From: Christine Hill, Parkway, Crofton, Wakefield.

BEFORE Pete Waterman or his associates relocate to Doncaster, please inform him that HS2 does not intend to stop at Doncaster.

In his haste to promote HS2 he fails to check his facts. Rather than halving the travel time from London to Doncaster, as he states, HS2 will have a negative impact on the present rail service in Doncaster.

From: Peter Hyde, Driffield.

I NOTE reports in the national media that Ministers are actively considering scrapping HS2 (The Yorkshire Post, February 12).

This is just one of David Cameron’s follies so why not scrap another such folly? I mean the one about ring-fencing foreign aid. We are struggling to maintain the NHS, police service and our prisons so would it not be better to spend money here before we even consider helping other wasteful nations?

I had always thought the Conservatives to be the ‘‘sensible’’ party but now am beginning to have serious doubts about that view.

From: Terry Watson, Adel.

WHEN will Theresa May realise what a disgraceful waste of public money HS2 is? The cost has now been estimated by some to top £100bn when finally completed. We do not need HS2 and we cannot afford it, Britain isn’t big enough anyway. Our present pathetic rail system needs billions spending on it.

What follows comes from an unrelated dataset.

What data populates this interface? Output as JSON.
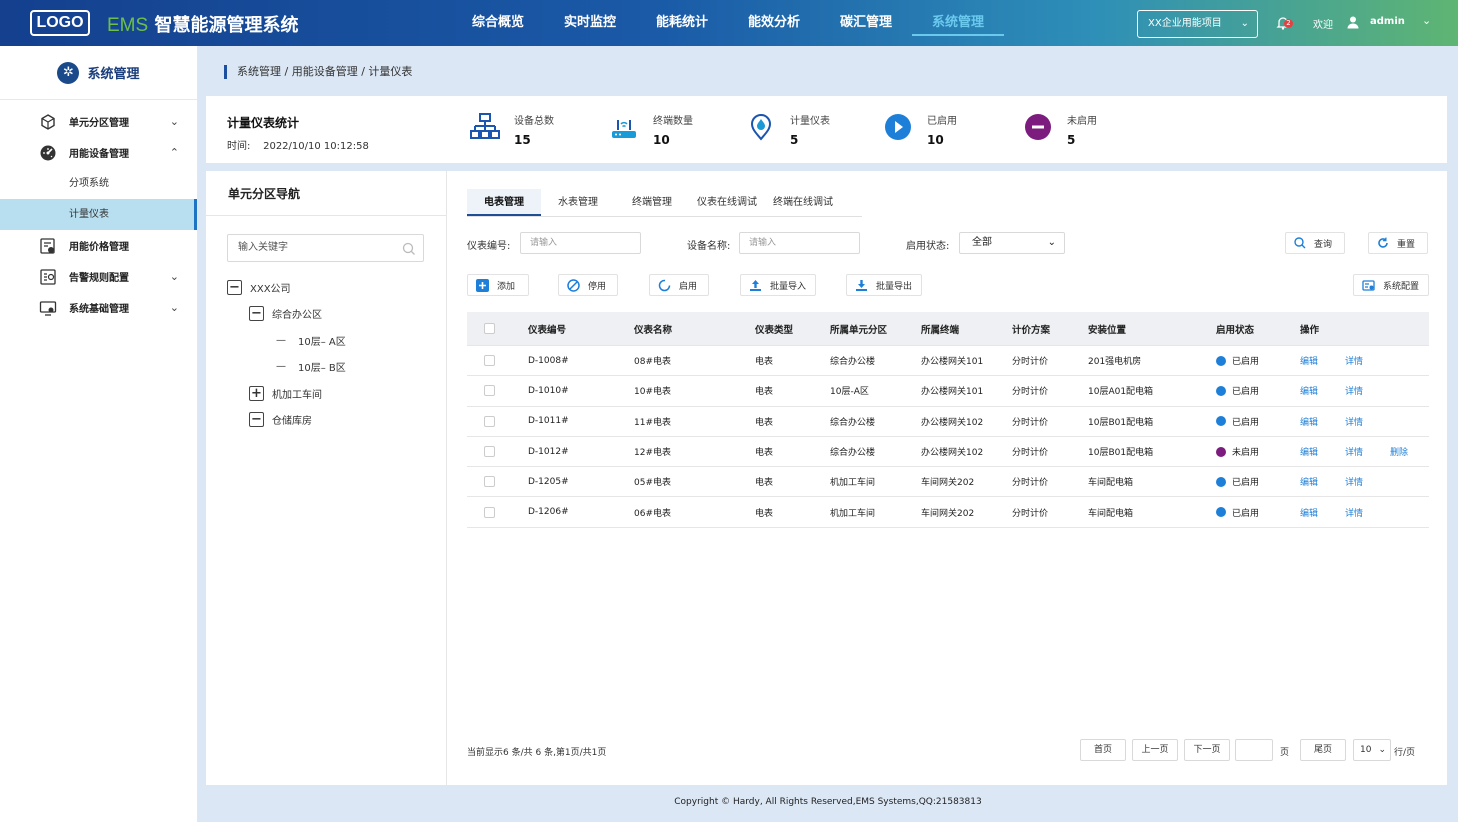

We need longer platforms and longer trains so that passengers paying the highest fares in Europe can have seats. There seems to be no control of spending on the project with a staff of 1,346, with 46 on more than the £150,000 salary of the Prime Minister, and 15 on £250,000. Time to scrap it, Mrs May.

Margaret Thatcher used to say: “If we can’t afford it , we can’t have it.” I agree.

From: Thomas Reed, Harrogate.

IF HS2 is so beneficial to the North, let building work start here – and not in London. And then we will see whether the Government is serious about delivering high-speed rail for the whole country.

From: Sam Cook, Ilkley.

SO Channel 4’s Despatches programme recognises that we have overcrowded trains here. Where have they been – or are they only interested in the 
North because they’re moving to Leeds?

Firms hit by bank closures

From: Mike Cherry, Chairman, Federation of Small Businesses.

THE rapid pace of bank branch and cashpoint closures is hurting small businesses all over the UK (The Yorkshire Post, February 12).

Millions of small firms have customers who want to pay using notes and coins. The vast majority of shoppers either use cash frequently or want to see access to it maintained.

Bank branches and cashpoints create a natural draw for high streets and town centres. They give shoppers a reason to visit.

When bank branches and cashpoints are lost, local growth often takes a hit.

Going cashless should represent a genuine choice for small business owners. It shouldn’t be a move forced by lack of access to deposit and withdrawal facilities.

With our cash infrastructure increasingly under attack, it’s time for a regulator to be given explicit responsibility for protecting access to notes and coins.

Otherwise we risk drifting into a cashless environment that we’re simply not ready for yet.

From: John Senior, Skelmanthorpe.

RECENTLY, you reported that Royal Mail’s profits were under pressure. They could easily increase their profits if they dropped some of their remoter rounds in the way that banks close so-called unprofitable branches.

They are not allowed to and must deliver to remote farms for the same price as to inner city addresses.

In like manner, should it not be possible to grant banking licences only to those banks who are willing to maintain a single branch in settlements above a certain size and in groups of settlements above a certain size within a five-mile radius say?

The number of such ‘unprofitable’ branches a particular bank had to maintain would be in proportion to the size of its business in the UK.

This would go some way to repay the people who have suffered from the banks’ profligate behaviour in the first decade of this century.